Apart from the constant overshares I offload onto my friends, I’ve generally kept my history of depression quiet. But it’s Mental Health Week, and it’s time to #GETLOUD.

I used to think that the stigma attached to depression was so large and so cruel that being open about it would leave me friendless, judged and on assumed suicide watch. I honestly believed the people close to me would back away as slowly as they possibly could. The topic of mental health seemed so sensitive, delicate and too much for anyone to handle. But that was then, and this is now.

Though I struggled with depression in high school, it was coming back home after university that really threw me into a downward spiral. Nothing could have prepared me for the massive collision of low self-esteem and body-esteem that left me teetering on the edge of sanity. I became paralyzed by sadness and self-loathing. I felt that my life lacked direction, meaning, excitement, worth. I felt nothing anymore. No drive, ambition or passion. [I remember my therapist asking me to write down a list of the things that brought me joy, and I couldn’t think of anything. Not a single thing.]

During that time, the narrative in my mind took over and unfolded before me in a continuous string of verbal abuse, like yarn being pulled off a spool. It was a narrative I invented for myself after formulating my own skewed opinions of what I thought it meant to have a mental illness. I’ll never forget making my therapist cry as she listened to me read from my diary, matter-of-factly reciting a slew of self-abuse. I never expected anyone would pity me for feeling this way. I never knew I was allowed to challenge these thoughts. I believed that as a woman, I was supposed to put myself down. Confidence went hand-in-hand with arrogance. Self-hatred humbled me. There was no observable line that demonstrated an appropriate level of self-esteem.

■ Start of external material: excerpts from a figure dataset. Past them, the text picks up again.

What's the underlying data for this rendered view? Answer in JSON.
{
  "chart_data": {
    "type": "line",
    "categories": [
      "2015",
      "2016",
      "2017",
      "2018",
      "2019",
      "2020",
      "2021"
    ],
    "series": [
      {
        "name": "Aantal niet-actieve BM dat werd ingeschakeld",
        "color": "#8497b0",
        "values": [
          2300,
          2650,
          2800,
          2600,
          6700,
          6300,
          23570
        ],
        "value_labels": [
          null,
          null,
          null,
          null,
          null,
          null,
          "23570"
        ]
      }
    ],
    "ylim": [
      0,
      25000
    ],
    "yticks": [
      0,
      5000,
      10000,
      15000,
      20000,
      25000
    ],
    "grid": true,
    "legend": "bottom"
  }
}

Through these diary readings my therapist and I discovered the divide I had created in myself. I didn’t exist as one entity, but two: the abuser and the abused; the critic and the victim. The critic was too loud a voice to ignore. I listened intently, since, somewhere along the line, I had internalized it as “the truth.”

“Prove to me that the critic is right,” my therapist would say.
“Prove to me that it isn’t.” (God, I was a stubborn patient.)

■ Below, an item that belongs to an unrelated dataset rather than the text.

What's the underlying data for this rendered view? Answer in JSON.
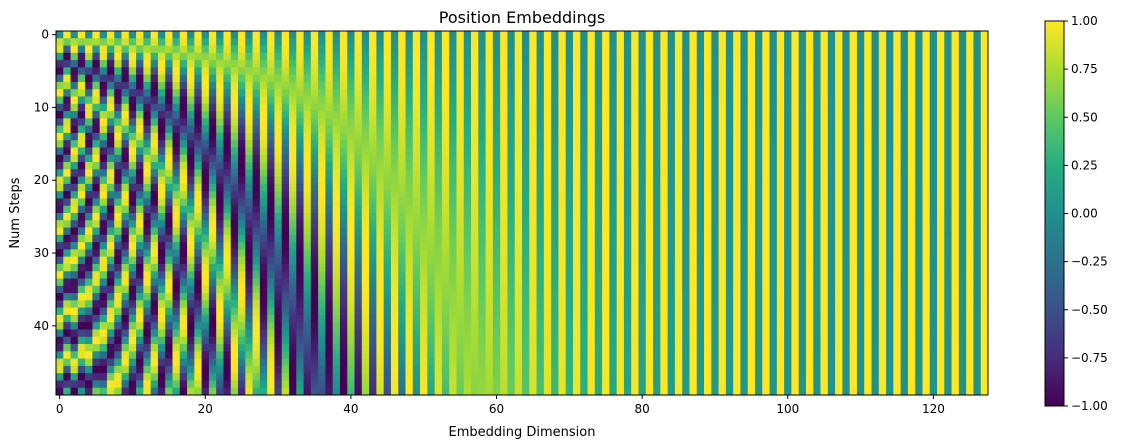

For a long time, I found solace in my depression. I thought I knew where I stood in life. I believed that because I hated myself so much, I was immune to rejection, criticism and pain. “It’s brilliant,” I thought. “If I just accept what a piece of shit I am, then no one can ever make me feel any worse.” I thought I was a fucking genius, and owning my illness was the only shred of empowerment I still had in a life that felt out of control. This may have been the hardest part about getting through my depression: sometimes the roots are so deep, you have to make the choice to yank them out if you want to move forward.

Granted, it took me years to move past my depression and negative self-talk, and I’ve never once claimed to have “beaten” any affliction. There are a lot of things I am still working on, and some things that may always feel like a struggle. But I look back at the last nine years and realize how far I have come, and for that, I’m happy.

I realized later in life that my depression did not make me weak or hold the social stigma I thought it did. The only stigma was the one I created for myself. Assuming that being depressed made me unlovable reinforced the false notion that it was “not okay” to feel that way. Probably the most important message I learned from years of therapy is that, above everything else, we have to be on our own side. Self-compassion, and being your own champion, means there is someone to help you get through even the darkest of times.

Depression lies dormant inside of me. It is holed up somewhere and currently inactive. But it is still part of my life and has had a tremendous influence on the person I am today.

Depression may always seem like one giant battlefield in my mind. The only difference is that now I can pick my battles, and most of the time I come out the victor.